Agung menjelaskan dari 4.752 kasus tersebut, sebanyak 201 kasus merupakan pelanggaran komoditas dan produk tekstil, 213 kasus telepon seluler (ponsel) dan aksesoris, 1.158 kasus pelarangan pembatasan, 217 kasus narkoba, 608 kasus hasil tembakau rokok polos tanpa pita, 421 kasus minuman beralkohol dan 1.934 kasus barang lainnya.

Menurut Agung, jumlah penindakan Ditjen Bea dan Cukai sepanjang 2013 meningkat hampir dua kali lipat dibandingkan jumlah penindakan pada 2012 hanya mencapai 2.998 kasus pelanggaran hukum.

“Kasusnya meningkat hampir dua kali lipat pada 2013, tapi potensi kerugian lebih tinggi pada 2012 yaitu Rp247,78 miliar. Kasus yang meningkat pada 2013 mencakup penindakan dalam tekstil seperti pakaian bekas, telepon, hasil tembakau dan minuman keras,” ujarnya.
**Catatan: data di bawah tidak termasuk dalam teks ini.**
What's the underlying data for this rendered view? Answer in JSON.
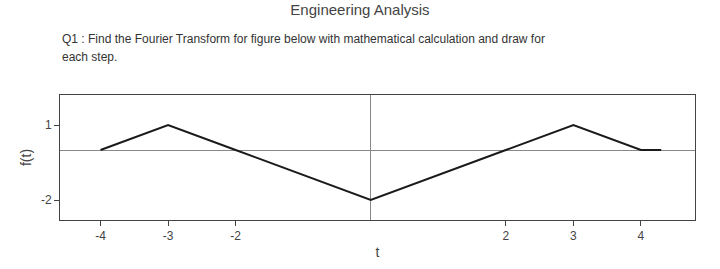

Selama 2013 Ditjen Bea dan Cukai mencatat ada peningkatan kegiatan penindakan di wilayah perbatasan Indonesia dari 46 kasus pada 2012 menjadi 150 kasus pelanggaran hukum pada 2013.

“Itulah sebabnya sejak awal tahun meminta tambahan pegawai. Saat ini ada 10.600 pegawai dan ada tambahan 260 orang. Selain itu ada proses penambahan sarana dan prasarana infrastruktur,” katanya.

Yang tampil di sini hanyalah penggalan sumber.